The Nest



Morning, West Seventy-Sixth Street. Bea was sitting in the pre-sunrise dark, holding a cup of chamomile tea with both hands, waiting for the heat from her favorite mug—the one she’d gotten the lone year she’d capitulated during the public radio fund-raising drive and pledged a premium—to warm her stiffened fingers. The kitchen table was in its winter location, awkwardly wedged into an interior corner, partly blocking the doorway to the living room but well away from the exposed wall and the two battered windows that looked out onto an air shaft populated by a disturbing number of pigeons and God only knew how many rodents. She knew she was lucky to have windows in the kitchen, was lucky, in fact, to have a kitchen big enough to house a table, but the rope-sash windows were as insulating as a piece of ClingWrap. The abraded wood would swell in the summer heat, and the layers of old paint and putty would become malleable and gummy, making the windows impossible to open. In the winter, the wood would shrink, letting in preposterous amounts of cold air. Sitting wrapped in a bulky sweater over her nightgown, she waited for the telltale hiss and bang of the radiator pipes, signaling 6:30 A.M. and only ten more minutes until the room was decently warmed. She was up too early; it was cold.

Bea couldn’t sleep for two reasons. The first was because of the horrible party at Celia’s. The second was no doubt directly related to the first: She’d had an upsetting dream about Tuck. She didn’t dream of him often, which was good, because he was usually tense and frustrated in her dreams. Dream Tucker couldn’t speak, just as he’d been at the end of his life after the stroke. Sometimes he’d write something down in the dream, but she could never read it—either the words were blurred or she kept misplacing the piece of paper or, on the rare occasion she did manage to read what he’d written, she could never remember what it was when she woke in the morning.

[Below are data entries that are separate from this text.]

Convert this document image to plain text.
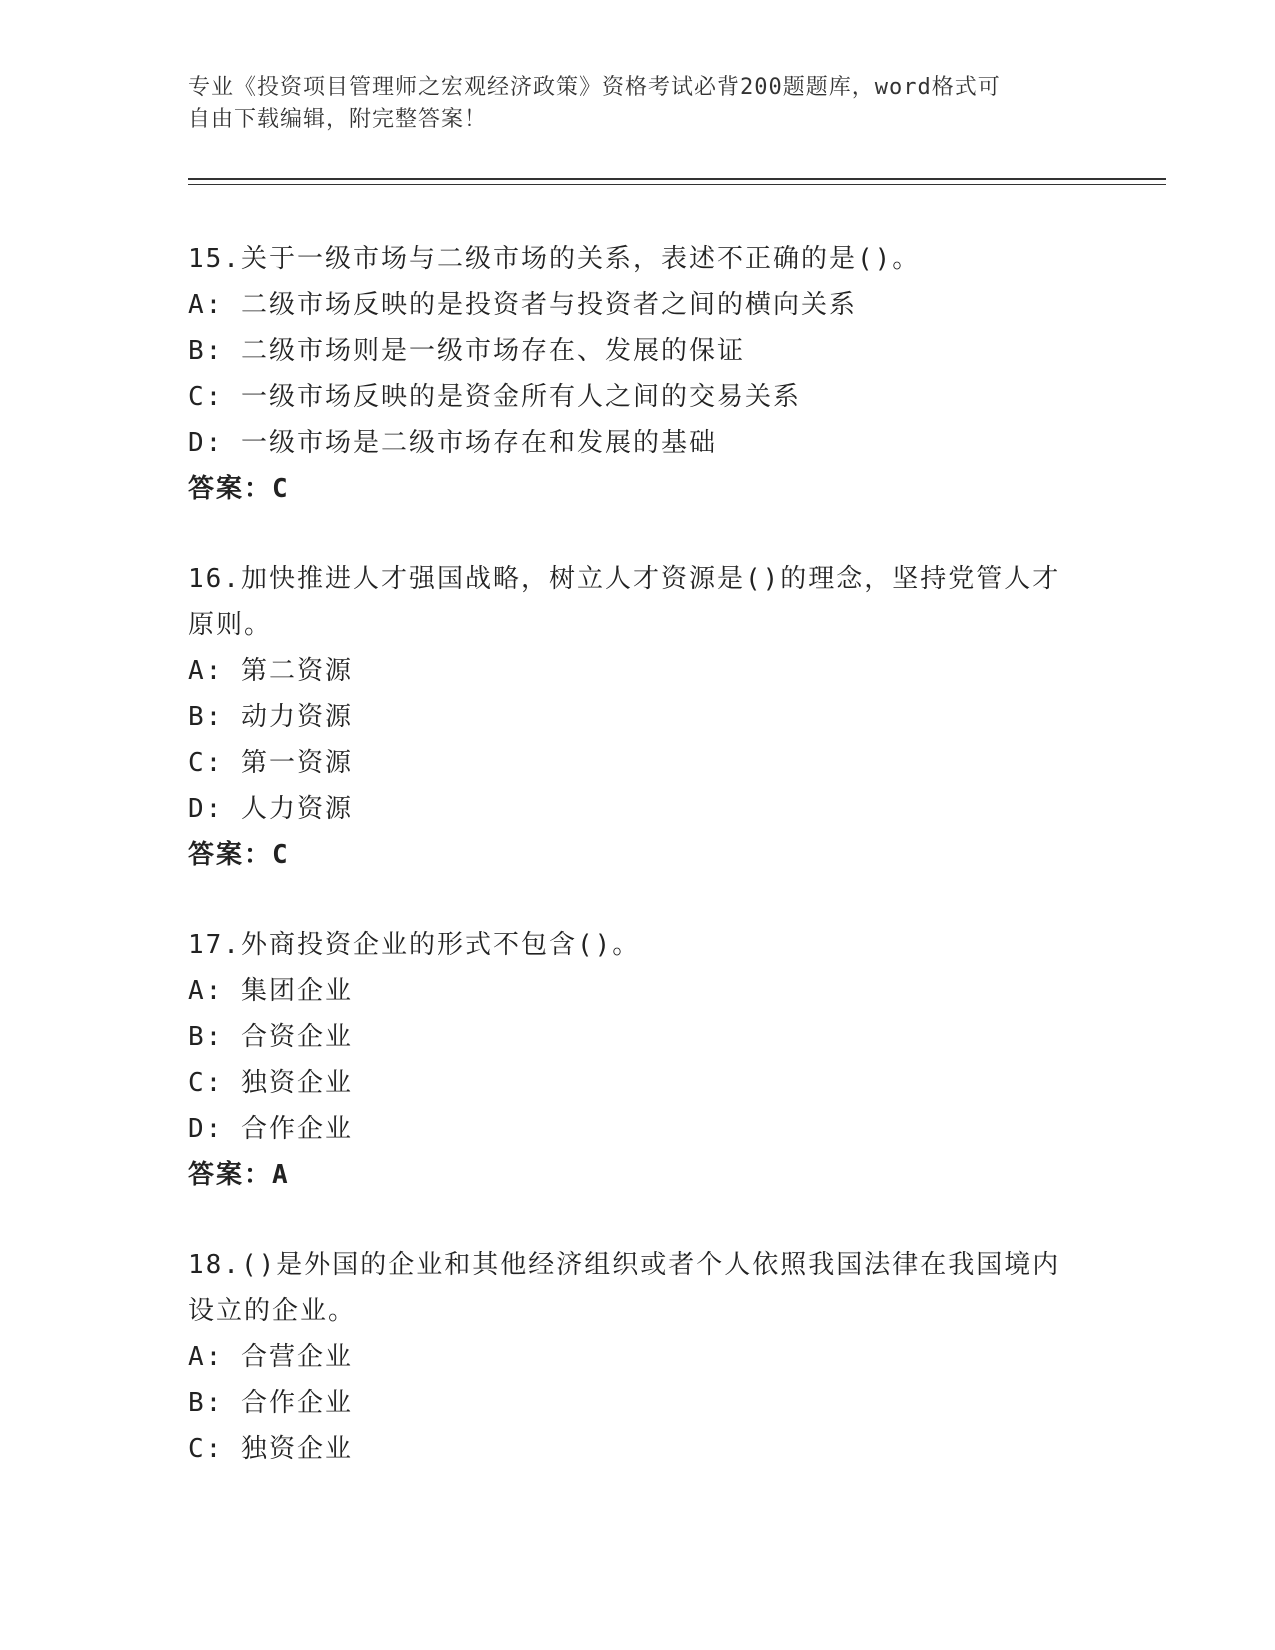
专业《投资项目管理师之宏观经济政策》资格考试必背200题题库，word格式可
自由下载编辑，附完整答案！
15.关于一级市场与二级市场的关系，表述不正确的是()。
A: 二级市场反映的是投资者与投资者之间的横向关系
B: 二级市场则是一级市场存在、发展的保证
C: 一级市场反映的是资金所有人之间的交易关系
D: 一级市场是二级市场存在和发展的基础
答案：C
16.加快推进人才强国战略，树立人才资源是()的理念，坚持党管人才原则。
A: 第二资源
B: 动力资源
C: 第一资源
D: 人力资源
答案：C
17.外商投资企业的形式不包含()。
A: 集团企业
B: 合资企业
C: 独资企业
D: 合作企业
答案：A
18.()是外国的企业和其他经济组织或者个人依照我国法律在我国境内设立的企业。
A: 合营企业
B: 合作企业
C: 独资企业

Sometimes the dreams clung to Bea all day, leaving her unsettled and jittery, gloomy. Like today. She wondered why a relationship that in real life had been so sustaining and even-keeled was so fraught in her dream life. She decided that Tucker represented the part of her unconscious that struggled with writing, and that made perfect sense to her: why the deep recesses of her mind and soul would seize on Tucker as the right vehicle to deliver her own dissatisfaction to herself. He’d been dead for almost three years and she still thought of him constantly, mostly as he was when she first met him, standing in front of a classroom, reading poetry to his students, mesmerizing them with his sonorous voice, the voice he’d so cruelly lost use of at the end.

Bea had taken a class with Tucker after her book came out, after a year in Seville where she found herself so disoriented and adrift that she did little else than sit in tapas bars, smoking and sipping sherry, practicing her Spanish and writing funny postcards to her friends. She came home nearly fluent but empty-handed in terms of word count.

“How about joining a writing group or taking a class?” Stephanie had suggested, not concerned yet.

“A class?” Bea said.

“Not a fiction class, something else. Poetry. Nonfiction. Just to get the wheels greased. It might be fun.”

“Like go to the New School and sign up for Introduction to Poetry?” Bea was pissed. She had an MFA.

“No, of course not. Something at your level. Like how about Tucker McMillan’s class at Columbia. He’s amazing. You could audit.”